Acoustic impedance (AI) is the product of compressional p-wave velocity and density. The density of the organic-rich shale (i.e. shale with over 3% TOC) is lower than that of nonorganic-rich shales due to the fact that the density of organic matter is ~1.1-1.4 g/cm3 while the density of the average surrounding minerals is ~2.7 g/cm3. This results in a nonlinear decrease of AI with increasing TOC% as seen in figure 3. The variation of the organic matter is due to variations in the source: marine, terrestrial, etc.
The contrast between the organic and nonorganic shales remains stable down to 4500m, as seen in figure 4, where there is no longer a difference in density due to high pressures.
High anisotropy in shales leads to the presence of AVO class IV behavior – a decrease in acoustic impedance that dims with offset. There is a negative reflection coefficient at the contact between an organic-poor shale above an organic-rich source rock which dims the offset (figure 5).

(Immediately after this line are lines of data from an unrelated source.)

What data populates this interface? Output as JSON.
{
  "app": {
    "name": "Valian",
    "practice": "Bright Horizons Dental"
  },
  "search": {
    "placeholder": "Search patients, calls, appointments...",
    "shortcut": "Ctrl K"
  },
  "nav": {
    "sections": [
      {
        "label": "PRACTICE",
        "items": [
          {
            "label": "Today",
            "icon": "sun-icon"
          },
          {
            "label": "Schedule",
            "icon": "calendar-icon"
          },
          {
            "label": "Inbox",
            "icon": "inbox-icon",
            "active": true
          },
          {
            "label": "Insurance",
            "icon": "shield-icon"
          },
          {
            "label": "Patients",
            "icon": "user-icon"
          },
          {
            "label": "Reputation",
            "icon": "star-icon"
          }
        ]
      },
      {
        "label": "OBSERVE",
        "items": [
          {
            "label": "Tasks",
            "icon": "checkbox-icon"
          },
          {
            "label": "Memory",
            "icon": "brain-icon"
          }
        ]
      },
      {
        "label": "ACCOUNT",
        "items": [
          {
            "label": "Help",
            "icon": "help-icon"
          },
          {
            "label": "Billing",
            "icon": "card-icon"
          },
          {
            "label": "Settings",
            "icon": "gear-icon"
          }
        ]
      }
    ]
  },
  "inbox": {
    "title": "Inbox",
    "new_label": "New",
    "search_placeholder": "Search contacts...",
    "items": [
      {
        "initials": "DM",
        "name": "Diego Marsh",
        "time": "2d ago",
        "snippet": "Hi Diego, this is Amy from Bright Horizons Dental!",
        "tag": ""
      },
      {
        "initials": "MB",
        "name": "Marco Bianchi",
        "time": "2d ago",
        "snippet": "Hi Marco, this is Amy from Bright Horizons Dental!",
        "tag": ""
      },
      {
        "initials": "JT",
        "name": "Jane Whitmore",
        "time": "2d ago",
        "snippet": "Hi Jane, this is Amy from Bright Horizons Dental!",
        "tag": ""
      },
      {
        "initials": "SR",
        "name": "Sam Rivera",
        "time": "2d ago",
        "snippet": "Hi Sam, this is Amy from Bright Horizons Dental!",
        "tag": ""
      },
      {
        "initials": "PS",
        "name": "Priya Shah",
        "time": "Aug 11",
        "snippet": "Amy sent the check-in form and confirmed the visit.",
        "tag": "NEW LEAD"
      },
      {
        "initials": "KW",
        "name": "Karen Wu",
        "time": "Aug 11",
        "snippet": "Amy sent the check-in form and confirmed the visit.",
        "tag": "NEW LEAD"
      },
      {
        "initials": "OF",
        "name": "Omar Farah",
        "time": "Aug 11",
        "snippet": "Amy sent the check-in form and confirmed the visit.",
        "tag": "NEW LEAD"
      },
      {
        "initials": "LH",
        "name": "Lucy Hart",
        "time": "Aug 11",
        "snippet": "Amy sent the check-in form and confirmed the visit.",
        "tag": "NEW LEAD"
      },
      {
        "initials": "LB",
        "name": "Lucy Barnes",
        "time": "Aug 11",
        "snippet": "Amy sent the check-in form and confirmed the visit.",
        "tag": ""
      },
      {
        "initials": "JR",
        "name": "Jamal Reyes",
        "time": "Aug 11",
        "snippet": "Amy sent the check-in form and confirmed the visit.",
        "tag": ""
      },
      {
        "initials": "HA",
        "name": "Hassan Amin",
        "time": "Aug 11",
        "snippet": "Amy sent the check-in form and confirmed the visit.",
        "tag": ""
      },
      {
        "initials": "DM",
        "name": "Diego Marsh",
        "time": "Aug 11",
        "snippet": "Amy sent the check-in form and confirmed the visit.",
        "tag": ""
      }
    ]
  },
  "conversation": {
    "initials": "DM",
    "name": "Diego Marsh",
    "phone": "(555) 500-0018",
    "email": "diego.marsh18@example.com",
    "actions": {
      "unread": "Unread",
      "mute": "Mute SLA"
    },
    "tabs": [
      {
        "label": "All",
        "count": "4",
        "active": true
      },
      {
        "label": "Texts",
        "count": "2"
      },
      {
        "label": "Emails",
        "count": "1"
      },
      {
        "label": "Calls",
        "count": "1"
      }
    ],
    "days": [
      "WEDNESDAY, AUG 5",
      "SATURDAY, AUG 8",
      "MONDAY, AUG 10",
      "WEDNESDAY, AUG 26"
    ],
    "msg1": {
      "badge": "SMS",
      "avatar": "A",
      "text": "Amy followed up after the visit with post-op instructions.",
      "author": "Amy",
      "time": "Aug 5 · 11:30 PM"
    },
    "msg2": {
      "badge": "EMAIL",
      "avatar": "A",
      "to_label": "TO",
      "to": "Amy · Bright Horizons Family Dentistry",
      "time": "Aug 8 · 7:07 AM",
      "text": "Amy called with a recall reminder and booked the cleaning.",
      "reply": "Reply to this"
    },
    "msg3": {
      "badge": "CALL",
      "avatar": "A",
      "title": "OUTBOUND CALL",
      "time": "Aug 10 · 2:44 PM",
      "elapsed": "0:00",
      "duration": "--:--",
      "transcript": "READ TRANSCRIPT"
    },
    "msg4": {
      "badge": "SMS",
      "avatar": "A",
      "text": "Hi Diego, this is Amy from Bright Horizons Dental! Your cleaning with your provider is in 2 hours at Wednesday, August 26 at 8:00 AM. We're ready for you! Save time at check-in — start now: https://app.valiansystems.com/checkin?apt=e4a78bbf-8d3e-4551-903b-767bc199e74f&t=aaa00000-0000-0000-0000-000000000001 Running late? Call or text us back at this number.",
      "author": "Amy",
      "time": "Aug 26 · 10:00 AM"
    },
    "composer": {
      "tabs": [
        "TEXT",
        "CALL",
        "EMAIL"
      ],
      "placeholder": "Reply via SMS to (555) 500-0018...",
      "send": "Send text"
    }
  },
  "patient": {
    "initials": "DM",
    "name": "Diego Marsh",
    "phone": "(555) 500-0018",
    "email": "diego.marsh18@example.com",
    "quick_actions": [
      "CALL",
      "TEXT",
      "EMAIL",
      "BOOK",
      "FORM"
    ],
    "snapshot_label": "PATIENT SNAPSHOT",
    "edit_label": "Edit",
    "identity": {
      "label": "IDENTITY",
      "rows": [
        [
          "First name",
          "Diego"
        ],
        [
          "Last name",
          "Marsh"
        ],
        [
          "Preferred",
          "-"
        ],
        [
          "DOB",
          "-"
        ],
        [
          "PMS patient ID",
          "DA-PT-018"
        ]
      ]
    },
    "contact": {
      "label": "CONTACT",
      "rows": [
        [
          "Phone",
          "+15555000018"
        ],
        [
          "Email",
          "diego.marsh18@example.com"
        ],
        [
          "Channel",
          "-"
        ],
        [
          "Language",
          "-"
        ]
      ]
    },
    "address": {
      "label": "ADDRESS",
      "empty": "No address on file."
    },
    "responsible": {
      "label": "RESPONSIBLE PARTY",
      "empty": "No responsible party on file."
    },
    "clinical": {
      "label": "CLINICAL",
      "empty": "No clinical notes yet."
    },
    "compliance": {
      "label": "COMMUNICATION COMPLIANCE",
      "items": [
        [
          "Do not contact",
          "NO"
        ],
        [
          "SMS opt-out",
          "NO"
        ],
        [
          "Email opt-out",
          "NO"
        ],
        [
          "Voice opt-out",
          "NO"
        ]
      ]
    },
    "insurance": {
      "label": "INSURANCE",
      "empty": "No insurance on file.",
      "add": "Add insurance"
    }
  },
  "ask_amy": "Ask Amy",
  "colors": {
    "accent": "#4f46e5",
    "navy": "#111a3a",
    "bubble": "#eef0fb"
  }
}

Applying seismic attributes to seismic data can ease interpretations and indicate various anomalies in the data. One attribute that can identify TOC is sweetness.
S(t) = A(t) / Sqrt(fR(t))
A(t) = instantaneous amplitude
fR(t) = regularized instantaneous frequency
Conventional Vs. Unconventional Source Rocks
The use of TOC detection in source rocks is important in both conventional and unconventional reservoirs. The main difference between the two reservoirs is that a conventional reservoir holds trapped hydrocarbons that are produced from a source rock that has a high amount of TOC and has been cooked but these produced hydrocarbons must then migrate from the source rock to a trap that has both porosity and permeability while in an unconventional reservoir the source rock is the usually a trap. There are various typed of unconventional reservoirs (figure 7) and being able to identify TOC in seismic data would be helpful in all these types of reservoirs. 
TOC Detection Problems
There is not yet an effective or accurate way to measure the amount of TOC%, but the effects of anisotropy on AI, AVO, and other attributes can detect the organic matter in shales. Acoustic impedance works with extremely high TOC%’s but does not work well with lower TOC%’s. These low percentages need models to be made from one or more well logs. Also, AVO is strongly affected by changing viscoelastic effects in source rocks but viscoelastic anisotropy is difficult to accurately model.